The strong north-to-south flow of cattle, especially including breeds such as Brahman, Droughtmaster, Brangus and Santa Gertrudis, indicates the sheer determination of many NSW beef producers to restock for both weight gain and breeding purposes.
Mitch Braithwaite suggests that "many buyers are working to a budget in dollars per head, rather than cents per kilogram, and lighter heifers can cost anywhere between $600-$1000 plus a head, so they can fit more head of lighter heifers into a budget".
Weaner heifer prices have skyrocketed throughout 2020. With the traditional margin between weaner steers and heifers significantly reduced, the desire for potential future breeding stock has accentuated the already tight supplies.
With 330-400kg heifers so far in November averaging 453c/kg, 60pc above the same period last year, many producers are being forced to look far beyond their regular buying regions for suitable lines.

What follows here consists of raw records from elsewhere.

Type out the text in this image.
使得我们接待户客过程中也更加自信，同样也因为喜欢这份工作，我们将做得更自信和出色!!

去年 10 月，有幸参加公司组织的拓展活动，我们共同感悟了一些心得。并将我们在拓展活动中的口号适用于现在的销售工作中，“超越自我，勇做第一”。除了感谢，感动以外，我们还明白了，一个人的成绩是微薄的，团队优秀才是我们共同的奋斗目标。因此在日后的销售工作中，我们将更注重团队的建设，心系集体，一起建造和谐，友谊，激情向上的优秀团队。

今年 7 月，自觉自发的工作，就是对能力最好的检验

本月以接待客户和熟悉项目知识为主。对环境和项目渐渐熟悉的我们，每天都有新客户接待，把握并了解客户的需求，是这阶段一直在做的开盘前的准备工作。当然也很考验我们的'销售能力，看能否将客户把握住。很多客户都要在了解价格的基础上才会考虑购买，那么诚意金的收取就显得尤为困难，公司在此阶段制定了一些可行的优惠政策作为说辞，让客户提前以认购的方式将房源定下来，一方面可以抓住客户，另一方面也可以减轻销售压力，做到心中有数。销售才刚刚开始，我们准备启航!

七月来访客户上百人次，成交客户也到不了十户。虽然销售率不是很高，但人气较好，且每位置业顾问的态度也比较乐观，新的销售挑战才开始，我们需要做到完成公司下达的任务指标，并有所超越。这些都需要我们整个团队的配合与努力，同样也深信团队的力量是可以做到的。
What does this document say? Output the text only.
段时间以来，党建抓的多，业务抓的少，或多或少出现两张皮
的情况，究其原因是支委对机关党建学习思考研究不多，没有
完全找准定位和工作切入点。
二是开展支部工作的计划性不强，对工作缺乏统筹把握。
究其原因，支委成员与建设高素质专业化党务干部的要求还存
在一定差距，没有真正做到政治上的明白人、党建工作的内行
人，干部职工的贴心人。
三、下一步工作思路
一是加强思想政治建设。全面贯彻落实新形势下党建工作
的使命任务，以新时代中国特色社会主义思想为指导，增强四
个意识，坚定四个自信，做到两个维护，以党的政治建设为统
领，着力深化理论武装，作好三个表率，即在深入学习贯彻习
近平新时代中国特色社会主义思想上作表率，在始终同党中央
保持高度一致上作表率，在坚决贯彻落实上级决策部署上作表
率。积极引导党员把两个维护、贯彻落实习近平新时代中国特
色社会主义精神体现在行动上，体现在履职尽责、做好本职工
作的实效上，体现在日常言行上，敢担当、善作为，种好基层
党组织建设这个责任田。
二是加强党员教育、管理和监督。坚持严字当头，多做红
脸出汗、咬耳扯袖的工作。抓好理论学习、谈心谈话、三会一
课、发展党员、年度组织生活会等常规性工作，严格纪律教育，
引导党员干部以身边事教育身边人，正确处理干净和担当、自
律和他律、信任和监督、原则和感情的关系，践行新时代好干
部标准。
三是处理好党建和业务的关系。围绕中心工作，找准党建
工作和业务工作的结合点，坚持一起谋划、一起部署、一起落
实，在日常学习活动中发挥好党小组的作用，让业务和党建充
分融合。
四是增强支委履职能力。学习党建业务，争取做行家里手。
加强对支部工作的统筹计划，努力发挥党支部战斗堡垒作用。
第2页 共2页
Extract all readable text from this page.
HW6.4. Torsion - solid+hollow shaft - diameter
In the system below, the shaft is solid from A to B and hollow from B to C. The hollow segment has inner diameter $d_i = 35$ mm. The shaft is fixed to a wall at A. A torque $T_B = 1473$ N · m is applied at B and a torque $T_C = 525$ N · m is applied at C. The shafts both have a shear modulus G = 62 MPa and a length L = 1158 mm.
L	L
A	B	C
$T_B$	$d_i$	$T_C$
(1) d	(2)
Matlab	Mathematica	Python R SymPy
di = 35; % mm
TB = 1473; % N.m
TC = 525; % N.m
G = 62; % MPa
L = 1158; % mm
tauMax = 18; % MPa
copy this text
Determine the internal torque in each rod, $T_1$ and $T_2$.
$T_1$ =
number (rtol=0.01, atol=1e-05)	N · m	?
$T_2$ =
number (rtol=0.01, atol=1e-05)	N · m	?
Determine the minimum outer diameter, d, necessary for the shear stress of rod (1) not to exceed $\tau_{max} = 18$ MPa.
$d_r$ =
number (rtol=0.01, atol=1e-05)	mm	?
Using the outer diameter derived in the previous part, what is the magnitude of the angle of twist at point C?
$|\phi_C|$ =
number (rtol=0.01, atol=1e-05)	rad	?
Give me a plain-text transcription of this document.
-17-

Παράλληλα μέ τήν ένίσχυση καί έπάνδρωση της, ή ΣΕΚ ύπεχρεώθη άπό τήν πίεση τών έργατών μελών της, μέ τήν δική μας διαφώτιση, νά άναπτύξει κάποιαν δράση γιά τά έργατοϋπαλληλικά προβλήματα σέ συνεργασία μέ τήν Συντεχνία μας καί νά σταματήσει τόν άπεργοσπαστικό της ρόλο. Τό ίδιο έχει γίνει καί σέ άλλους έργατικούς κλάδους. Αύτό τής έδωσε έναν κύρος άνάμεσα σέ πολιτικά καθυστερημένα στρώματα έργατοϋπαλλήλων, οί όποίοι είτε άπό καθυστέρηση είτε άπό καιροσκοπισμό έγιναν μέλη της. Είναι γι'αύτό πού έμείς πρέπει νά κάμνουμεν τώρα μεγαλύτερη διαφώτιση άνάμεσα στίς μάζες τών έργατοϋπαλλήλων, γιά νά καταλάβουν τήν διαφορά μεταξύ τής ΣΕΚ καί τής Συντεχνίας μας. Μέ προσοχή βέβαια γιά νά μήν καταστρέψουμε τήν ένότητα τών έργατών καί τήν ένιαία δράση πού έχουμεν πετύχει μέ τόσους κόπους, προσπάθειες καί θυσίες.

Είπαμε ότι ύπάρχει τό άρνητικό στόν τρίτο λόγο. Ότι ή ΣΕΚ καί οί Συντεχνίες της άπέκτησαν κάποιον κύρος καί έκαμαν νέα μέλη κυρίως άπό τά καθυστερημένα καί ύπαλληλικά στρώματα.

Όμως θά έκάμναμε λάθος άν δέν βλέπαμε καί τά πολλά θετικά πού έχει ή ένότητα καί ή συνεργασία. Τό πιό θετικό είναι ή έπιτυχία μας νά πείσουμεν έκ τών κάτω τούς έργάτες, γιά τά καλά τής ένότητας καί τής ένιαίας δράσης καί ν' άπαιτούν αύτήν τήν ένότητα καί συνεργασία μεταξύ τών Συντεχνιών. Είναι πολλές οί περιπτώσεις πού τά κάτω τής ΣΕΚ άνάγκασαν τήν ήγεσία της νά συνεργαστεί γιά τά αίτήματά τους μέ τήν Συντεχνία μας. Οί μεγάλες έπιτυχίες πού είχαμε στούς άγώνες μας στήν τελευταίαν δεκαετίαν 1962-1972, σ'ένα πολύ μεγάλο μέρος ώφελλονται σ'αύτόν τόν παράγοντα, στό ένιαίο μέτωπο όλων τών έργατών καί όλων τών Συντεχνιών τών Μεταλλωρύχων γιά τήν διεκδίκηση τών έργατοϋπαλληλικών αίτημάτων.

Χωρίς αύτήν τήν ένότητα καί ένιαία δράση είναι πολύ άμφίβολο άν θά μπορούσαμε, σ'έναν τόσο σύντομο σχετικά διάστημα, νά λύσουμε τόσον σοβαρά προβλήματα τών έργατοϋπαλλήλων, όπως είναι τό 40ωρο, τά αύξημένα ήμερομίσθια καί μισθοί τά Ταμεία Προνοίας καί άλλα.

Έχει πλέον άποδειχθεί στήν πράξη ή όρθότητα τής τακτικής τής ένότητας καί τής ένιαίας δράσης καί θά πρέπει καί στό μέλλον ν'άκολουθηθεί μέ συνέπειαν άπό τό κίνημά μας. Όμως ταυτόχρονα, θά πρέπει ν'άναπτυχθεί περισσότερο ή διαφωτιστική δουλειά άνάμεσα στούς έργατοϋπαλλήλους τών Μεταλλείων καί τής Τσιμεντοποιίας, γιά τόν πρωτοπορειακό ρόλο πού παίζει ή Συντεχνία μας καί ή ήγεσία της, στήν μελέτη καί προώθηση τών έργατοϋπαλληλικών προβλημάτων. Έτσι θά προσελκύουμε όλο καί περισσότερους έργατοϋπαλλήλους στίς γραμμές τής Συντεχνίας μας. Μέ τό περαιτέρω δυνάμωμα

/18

Moving forward, the market for heifers for weight gain and breeding remains buoyed with feed-driven southern buyers.
However, Mitch Braithwaite believes that "a big rain event will slow the market very quickly ... on top of that, it is now exceeding 40 degrees on most days so mustering cattle will slow down in coming weeks due to the heat", which will result in subsequent decreases in QLD and northern offerings.